Dilansir dari ABC Australia, Rabu (24/3/2021), persoalan ikan mas dianggap hama ini disampaikan oleh Kepala Ilmuwan Institut Arthur Rylah Bidang Penelitian Lingkungan, Jarod Lyon. Menurutnya, di beberapa lahan basah, jumlah ikan mas bisa mencapai 1.000 kg per hektare. Jumlah ini, menurutnya, akan berdampak jauh melebihi apa yang diketahui.
"Ketika jumlahnya mulai di atas 100 kilogram per hektare, mulai muncul dampak terhadap segala jenis biota, tumbuhan air, ikan, dan burung dan binatang lainnya," ujarnya.

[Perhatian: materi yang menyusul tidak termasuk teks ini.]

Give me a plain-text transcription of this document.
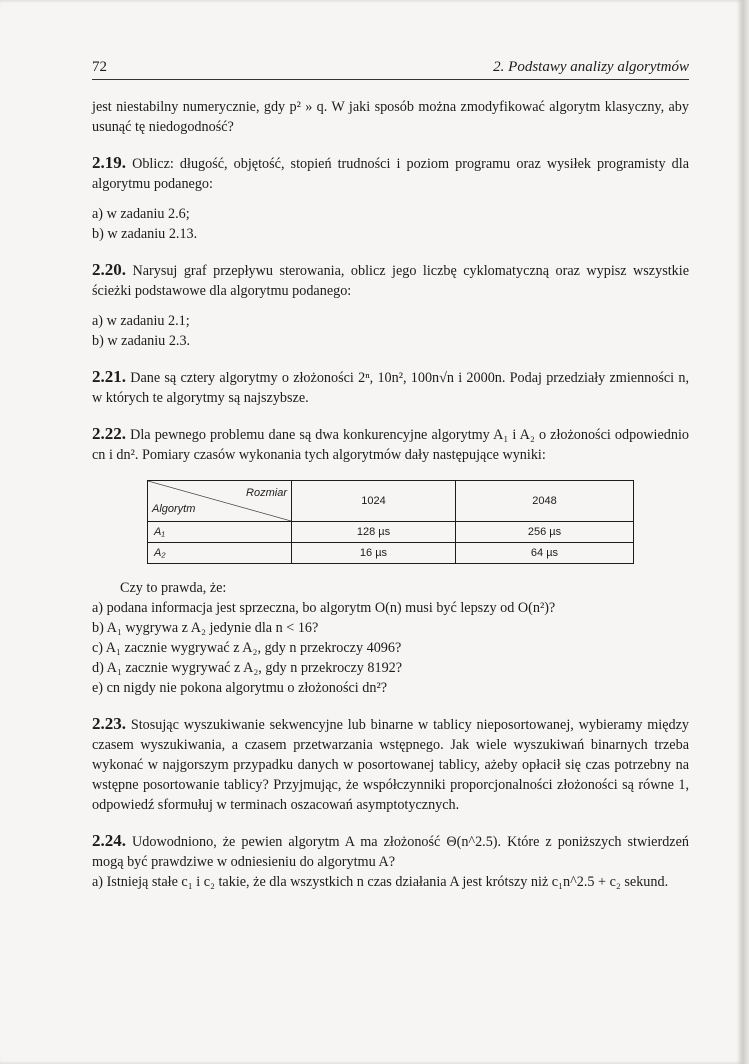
72	2. Podstawy analizy algorytmów

jest niestabilny numerycznie, gdy p² » q. W jaki sposób można zmodyfikować algorytm klasyczny, aby usunąć tę niedogodność?

2.19. Oblicz: długość, objętość, stopień trudności i poziom programu oraz wysiłek programisty dla algorytmu podanego:

a) w zadaniu 2.6;

b) w zadaniu 2.13.

2.20. Narysuj graf przepływu sterowania, oblicz jego liczbę cyklomatyczną oraz wypisz wszystkie ścieżki podstawowe dla algorytmu podanego:

a) w zadaniu 2.1;

b) w zadaniu 2.3.

2.21. Dane są cztery algorytmy o złożoności 2ⁿ, 10n², 100n√n i 2000n. Podaj przedziały zmienności n, w których te algorytmy są najszybsze.

2.22. Dla pewnego problemu dane są dwa konkurencyjne algorytmy A₁ i A₂ o złożoności odpowiednio cn i dn². Pomiary czasów wykonania tych algorytmów dały następujące wyniki:

Rozmiar
Algorytm	1024	2048
A₁	128 µs	256 µs
A₂	16 µs	64 µs

Czy to prawda, że:

a) podana informacja jest sprzeczna, bo algorytm O(n) musi być lepszy od O(n²)?

b) A₁ wygrywa z A₂ jedynie dla n < 16?

c) A₁ zacznie wygrywać z A₂, gdy n przekroczy 4096?

d) A₁ zacznie wygrywać z A₂, gdy n przekroczy 8192?

e) cn nigdy nie pokona algorytmu o złożoności dn²?

2.23. Stosując wyszukiwanie sekwencyjne lub binarne w tablicy nieposortowanej, wybieramy między czasem wyszukiwania, a czasem przetwarzania wstępnego. Jak wiele wyszukiwań binarnych trzeba wykonać w najgorszym przypadku danych w posortowanej tablicy, ażeby opłacił się czas potrzebny na wstępne posortowanie tablicy? Przyjmując, że współczynniki proporcjonalności złożoności są równe 1, odpowiedź sformułuj w terminach oszacowań asymptotycznych.

2.24. Udowodniono, że pewien algorytm A ma złożoność Θ(n^2.5). Które z poniższych stwierdzeń mogą być prawdziwe w odniesieniu do algorytmu A?

a) Istnieją stałe c₁ i c₂ takie, że dla wszystkich n czas działania A jest krótszy niż c₁n^2.5 + c₂ sekund.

Populasi ikan mas di Australia juga disebut terus bertambah di tahun ini. Sebuah penelitian menyebut 360 juta ekor ikan mas tinggal di saluran air Australia.
Ikan mas yang dikenal dengan nama 'common carp' (Cyprinus carpio) di Australia terkenal sebagai ikan pemakan lumpur dan perusak kualitas air. Dr Lyon mengatakan ikan tersebut mengancam keanekaragaman hayati di Australia.
Kerap Jadi Mitos Bencana di Danau Toba
Berbeda dengan Australia yang menganggap ikan mas sebagai hama. Di kawasan Danau Toba, Sumatera Utara (Sumut), ikan mas ini malah kerap dikaitkan dengan bencana.
Mitos itu terkait penangkapan ikan mas berukuran jumbo dari Danau Toba yang dianggap bisa memicu bencana. Dalam catatan detikcom, setidaknya ada dua peristiwa yang dikait-kaitkan dengan ikan mas Danau Toba.
Mitos ini pernah dikait-kaitkan dengan tenggelamnya KM Sinar Bangun pada 2018. Polisi telah menepis isu tersebut dan meminta masyarakat tak mengait-ngaitkan tragedi ini dengan hal-hal lain.
Pada 2020, mitos penangkapan ikan mas memicu bencana juga muncul lagi saat erupsi Gunung Sinabung terjadi. Isu itu dimunculkan salah satunya oleh akun Twitter @_aljzair. Dia mengaitkan erupsi Gunung Sinabung serta tragedi tenggelamnya KM Sinar Bangun dengan ikan mas jumbo yang muncul di Danau Toba.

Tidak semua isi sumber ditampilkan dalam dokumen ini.